I segni rossi delle mani intorno al mio collo sono evidenti. Chiudo gli occhi, cercando di reprimere il motivo di tali segni e delle mani schifose di quel biforco.

Ispiro profondamente quando sento le pareti stringersi intorno a me e la stanza farsi più piccola, quasi soffocante. Trattengo l'ossigeno nel polmoni per qualche secondo, finché non sento lo sterno pizzicare per via della costola inclinata.

Poso la mano sul petto, che si comprime per via del cuore che batte forte. Mentre con l'altra mano cerco un appiglio per reggermi, ma è difficile visto che le distanze, che fino a poco fa erano brevi, ora sembrano essersi triplicate.

«Va tutto bene, Nev. Devi solo riprenderti.» Dico ad alta voce per convincere la mia testa della situazione in cui sono. Annuisco a me stessa in segno di comprensione. Chiudo gli occhi e faccio un respiro profondo, per poi riaprirli.

La distanza con la scrivania è di nuovo come prima, così allungo la mano e mi tengo salda allo spigolo di essa. Mi sposto lentamente e mi giro verso il letto. Sobbalzo per la persona che è seduta ai piedi del letto.

«Che ci fai tu qui?» Alzo il tono della voce, visto che mi ha fatto accelerare il battito cardiaco più di quello che lo era già.

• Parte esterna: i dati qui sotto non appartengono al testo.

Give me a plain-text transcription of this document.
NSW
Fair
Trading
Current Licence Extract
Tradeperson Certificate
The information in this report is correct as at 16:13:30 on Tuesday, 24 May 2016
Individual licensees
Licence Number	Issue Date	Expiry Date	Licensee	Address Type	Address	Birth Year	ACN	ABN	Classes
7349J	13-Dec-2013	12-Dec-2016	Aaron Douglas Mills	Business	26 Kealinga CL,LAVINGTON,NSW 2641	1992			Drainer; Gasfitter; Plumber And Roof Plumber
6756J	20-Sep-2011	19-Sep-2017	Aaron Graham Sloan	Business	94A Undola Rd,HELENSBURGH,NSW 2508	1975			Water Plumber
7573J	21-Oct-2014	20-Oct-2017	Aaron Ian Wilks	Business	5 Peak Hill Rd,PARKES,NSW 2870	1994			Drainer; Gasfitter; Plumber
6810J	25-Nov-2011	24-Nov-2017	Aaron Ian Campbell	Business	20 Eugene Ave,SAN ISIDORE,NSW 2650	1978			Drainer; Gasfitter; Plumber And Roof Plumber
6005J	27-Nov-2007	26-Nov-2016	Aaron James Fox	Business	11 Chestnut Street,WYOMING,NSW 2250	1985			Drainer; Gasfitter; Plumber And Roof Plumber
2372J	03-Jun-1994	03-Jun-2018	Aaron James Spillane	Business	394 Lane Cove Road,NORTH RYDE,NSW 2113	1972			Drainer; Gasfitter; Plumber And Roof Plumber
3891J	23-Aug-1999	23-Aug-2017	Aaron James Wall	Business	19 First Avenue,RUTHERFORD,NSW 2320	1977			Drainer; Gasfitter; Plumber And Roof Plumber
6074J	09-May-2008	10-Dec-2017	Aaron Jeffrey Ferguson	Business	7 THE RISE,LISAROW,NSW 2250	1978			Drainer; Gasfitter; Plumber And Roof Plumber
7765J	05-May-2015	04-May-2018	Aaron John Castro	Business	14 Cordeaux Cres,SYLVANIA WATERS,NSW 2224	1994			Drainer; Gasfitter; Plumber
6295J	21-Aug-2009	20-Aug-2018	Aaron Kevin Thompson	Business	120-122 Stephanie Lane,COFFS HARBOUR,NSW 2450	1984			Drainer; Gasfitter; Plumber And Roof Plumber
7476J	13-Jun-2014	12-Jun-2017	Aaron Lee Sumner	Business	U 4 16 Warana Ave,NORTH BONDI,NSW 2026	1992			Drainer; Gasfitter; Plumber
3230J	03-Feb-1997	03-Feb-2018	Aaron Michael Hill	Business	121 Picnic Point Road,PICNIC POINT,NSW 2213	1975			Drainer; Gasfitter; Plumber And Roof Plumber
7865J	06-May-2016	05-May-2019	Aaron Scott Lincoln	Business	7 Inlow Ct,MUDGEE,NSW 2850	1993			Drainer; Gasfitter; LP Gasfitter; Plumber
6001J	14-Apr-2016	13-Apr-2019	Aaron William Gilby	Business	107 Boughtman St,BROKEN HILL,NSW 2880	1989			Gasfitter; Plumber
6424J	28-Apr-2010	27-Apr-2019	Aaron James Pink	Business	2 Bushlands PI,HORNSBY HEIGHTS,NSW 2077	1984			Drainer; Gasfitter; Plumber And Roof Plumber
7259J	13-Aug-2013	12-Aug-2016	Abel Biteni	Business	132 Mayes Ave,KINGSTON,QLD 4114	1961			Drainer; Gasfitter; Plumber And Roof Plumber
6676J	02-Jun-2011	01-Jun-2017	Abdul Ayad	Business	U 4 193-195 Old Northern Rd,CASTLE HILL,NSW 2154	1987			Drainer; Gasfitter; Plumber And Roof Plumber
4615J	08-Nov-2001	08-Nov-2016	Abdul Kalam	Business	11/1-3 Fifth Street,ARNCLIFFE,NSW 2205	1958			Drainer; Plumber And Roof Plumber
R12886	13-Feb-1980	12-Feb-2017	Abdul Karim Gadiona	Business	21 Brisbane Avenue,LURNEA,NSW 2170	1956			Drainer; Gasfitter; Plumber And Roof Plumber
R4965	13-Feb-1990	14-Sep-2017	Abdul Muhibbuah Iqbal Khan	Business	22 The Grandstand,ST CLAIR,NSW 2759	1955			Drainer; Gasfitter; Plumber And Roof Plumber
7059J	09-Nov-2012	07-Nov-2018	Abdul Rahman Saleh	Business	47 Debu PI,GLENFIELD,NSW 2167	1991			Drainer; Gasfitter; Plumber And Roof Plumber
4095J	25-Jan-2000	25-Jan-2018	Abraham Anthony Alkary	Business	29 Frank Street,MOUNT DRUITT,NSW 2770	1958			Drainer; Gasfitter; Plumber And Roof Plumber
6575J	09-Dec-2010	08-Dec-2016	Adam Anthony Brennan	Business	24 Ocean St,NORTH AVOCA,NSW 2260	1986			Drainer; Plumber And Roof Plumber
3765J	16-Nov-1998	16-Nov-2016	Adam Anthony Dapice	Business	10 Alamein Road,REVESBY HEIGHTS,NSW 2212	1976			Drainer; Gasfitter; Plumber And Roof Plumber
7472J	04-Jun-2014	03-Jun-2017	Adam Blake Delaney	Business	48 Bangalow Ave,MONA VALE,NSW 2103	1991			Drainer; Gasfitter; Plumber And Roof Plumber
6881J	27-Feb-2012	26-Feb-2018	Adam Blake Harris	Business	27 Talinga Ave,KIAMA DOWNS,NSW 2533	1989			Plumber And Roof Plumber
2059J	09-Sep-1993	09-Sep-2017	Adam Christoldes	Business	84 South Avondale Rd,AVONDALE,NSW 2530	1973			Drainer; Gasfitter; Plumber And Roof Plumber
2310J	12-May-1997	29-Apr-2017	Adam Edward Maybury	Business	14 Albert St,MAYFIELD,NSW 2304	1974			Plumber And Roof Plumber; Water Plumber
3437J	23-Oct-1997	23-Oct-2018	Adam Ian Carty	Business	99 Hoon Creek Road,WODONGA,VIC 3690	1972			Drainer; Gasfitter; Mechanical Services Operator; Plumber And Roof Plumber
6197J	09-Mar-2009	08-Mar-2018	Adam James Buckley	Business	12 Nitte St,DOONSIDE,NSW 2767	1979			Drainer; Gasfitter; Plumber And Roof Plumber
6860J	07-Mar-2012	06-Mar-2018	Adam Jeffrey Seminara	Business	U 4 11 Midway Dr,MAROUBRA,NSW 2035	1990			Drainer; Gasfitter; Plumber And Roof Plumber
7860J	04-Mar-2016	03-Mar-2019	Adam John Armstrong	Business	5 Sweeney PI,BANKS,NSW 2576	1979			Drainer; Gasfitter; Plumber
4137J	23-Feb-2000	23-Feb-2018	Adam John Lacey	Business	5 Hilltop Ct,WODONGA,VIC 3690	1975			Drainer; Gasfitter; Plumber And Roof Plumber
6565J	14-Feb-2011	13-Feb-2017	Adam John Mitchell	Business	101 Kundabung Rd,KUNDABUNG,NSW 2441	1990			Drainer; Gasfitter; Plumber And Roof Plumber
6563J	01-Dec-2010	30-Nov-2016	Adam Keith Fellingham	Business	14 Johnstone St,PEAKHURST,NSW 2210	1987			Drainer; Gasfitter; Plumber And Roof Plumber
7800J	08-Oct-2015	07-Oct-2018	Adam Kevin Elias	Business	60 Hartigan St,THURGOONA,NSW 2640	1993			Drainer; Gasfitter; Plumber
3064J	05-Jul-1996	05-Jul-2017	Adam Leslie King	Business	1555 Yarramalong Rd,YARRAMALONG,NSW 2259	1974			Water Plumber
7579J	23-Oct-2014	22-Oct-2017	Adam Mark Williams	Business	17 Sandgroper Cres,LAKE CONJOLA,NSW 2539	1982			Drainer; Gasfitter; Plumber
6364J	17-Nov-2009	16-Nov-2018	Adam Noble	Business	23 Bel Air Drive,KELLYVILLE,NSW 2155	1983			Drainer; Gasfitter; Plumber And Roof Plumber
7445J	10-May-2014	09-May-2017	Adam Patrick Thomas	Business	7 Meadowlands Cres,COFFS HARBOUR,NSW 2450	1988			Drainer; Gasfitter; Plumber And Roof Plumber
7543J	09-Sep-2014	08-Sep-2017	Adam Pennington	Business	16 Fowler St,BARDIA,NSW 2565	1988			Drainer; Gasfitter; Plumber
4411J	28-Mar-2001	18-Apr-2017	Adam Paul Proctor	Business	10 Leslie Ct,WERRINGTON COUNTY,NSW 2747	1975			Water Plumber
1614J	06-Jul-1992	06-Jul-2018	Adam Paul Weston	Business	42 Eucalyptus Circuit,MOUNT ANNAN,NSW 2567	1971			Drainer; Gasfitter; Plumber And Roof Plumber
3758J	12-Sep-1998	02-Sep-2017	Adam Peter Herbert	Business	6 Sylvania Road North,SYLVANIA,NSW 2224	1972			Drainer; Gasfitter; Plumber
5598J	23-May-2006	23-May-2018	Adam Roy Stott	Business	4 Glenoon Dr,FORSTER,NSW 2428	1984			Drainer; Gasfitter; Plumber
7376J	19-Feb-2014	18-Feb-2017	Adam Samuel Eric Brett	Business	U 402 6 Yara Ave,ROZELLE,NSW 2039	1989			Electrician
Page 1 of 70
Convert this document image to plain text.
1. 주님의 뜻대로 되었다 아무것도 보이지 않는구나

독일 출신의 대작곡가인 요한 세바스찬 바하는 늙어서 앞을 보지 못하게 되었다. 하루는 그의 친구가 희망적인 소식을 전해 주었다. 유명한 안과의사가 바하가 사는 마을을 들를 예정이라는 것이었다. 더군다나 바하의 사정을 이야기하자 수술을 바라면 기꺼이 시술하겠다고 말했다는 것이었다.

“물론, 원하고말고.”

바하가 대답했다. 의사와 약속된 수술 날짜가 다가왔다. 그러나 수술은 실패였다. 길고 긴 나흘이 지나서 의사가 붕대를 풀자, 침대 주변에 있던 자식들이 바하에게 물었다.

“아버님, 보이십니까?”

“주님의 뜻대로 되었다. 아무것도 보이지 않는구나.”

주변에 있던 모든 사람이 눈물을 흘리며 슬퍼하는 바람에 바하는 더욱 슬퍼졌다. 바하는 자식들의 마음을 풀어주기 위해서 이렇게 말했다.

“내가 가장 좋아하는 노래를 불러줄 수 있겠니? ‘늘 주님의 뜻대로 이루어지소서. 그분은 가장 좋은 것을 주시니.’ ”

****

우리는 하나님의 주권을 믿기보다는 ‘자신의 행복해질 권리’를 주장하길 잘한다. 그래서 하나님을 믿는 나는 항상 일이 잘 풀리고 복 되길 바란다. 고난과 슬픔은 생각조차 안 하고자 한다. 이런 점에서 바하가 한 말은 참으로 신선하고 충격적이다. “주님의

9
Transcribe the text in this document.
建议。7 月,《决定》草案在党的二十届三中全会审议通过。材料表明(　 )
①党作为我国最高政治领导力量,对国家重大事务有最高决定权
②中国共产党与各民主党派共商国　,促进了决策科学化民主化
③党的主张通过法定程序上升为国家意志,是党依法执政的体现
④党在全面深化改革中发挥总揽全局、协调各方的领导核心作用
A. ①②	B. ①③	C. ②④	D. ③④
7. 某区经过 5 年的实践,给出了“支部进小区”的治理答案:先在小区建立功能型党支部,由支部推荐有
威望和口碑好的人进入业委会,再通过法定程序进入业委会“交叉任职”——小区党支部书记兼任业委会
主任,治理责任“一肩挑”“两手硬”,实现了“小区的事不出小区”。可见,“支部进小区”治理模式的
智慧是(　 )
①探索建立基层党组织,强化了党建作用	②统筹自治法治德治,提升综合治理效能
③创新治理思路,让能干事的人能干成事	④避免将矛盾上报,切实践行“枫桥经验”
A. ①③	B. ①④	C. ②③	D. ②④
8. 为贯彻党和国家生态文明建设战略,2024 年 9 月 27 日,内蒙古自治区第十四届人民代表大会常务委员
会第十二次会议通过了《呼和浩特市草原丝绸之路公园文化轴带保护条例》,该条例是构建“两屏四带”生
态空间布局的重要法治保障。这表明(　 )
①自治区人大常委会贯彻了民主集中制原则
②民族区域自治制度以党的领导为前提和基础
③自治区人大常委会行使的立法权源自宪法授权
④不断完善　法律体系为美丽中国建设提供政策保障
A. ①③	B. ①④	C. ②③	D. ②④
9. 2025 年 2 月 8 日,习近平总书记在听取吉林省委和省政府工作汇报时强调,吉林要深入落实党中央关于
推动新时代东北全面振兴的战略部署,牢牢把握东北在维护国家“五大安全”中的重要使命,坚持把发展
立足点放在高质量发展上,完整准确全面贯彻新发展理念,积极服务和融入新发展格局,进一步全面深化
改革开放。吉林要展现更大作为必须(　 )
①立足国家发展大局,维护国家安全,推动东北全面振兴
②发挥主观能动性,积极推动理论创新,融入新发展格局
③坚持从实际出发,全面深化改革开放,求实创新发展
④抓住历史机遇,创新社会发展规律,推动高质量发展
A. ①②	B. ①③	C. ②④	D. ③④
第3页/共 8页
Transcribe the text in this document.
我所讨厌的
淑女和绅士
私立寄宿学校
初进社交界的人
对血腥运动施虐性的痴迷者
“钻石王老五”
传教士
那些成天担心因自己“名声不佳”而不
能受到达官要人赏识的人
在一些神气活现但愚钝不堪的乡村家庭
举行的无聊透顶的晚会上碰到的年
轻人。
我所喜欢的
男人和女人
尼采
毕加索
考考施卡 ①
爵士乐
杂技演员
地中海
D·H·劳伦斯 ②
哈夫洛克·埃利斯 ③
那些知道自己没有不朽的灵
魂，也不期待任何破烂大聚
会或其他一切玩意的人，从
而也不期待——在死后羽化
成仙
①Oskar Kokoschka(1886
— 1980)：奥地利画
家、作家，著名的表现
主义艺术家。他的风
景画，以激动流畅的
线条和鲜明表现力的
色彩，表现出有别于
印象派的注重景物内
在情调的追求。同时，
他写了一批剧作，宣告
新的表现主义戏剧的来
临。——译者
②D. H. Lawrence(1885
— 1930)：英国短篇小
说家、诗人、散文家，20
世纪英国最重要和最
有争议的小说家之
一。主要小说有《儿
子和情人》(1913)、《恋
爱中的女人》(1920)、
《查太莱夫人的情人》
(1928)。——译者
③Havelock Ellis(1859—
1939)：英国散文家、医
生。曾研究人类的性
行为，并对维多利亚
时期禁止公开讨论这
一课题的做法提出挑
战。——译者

La sua posizione è rilassata, con le mani posate sulle cosce e le gambe leggermente divaricate. I suoi occhi color giada mi scrutano attenzione dalla testa ai piedi.

Può vedere solo una parte del dolore che mi hanno inflitto, ma le sue iridi sembrano voler guardare attraverso i miei vestiti. Sicuramente Harry e Jake lo hanno informato di quello che ho, oppure il dottore stesso che minacciato, visto che quest'ultimo lo ha detto esplicitamente.

Il silenzio che regna in camera intensifica una barriera, che ha voluto innalzare lui quella sera. Unisce i polpastrelli delle mani, tamburellandoli tra di loro mentre il suo sguardo non lascia il mio corpo. L'unico rumore che si sente è quello degli anelli sulle sue dita che sbattono tra di loro.

Le sue iridi brillano di una luce differente, costringendolo a non dire una parola. Non avanzo verso di lui, così come lui non si alza venendo verso di me.

A differenza i miei occhi non cercano i suoi, ma si spostano in posti indefiniti della stanza. Lo avranno fatto entrare i miei genitori sperando che avremo parlato, anche perché lo hanno visto fuori dalla camera d'ospedale.

«Come immaginavo non hai niente da dire, quindi puoi andartene benissimo.» Con un cenno di testa gli indico la porta, ma lui non si muove dalla sua posizione, così come il suo sguardo non segue i miei movimenti, ma vuole il mio.

Mi aggrappo con entrambe le mani sul bordo della scrivania, facendo attenzione all'indice della mano sinistra ingessato. Non sembra aver fatto caso all'ingessatura, infatti la sua attenzione ricade proprio lì.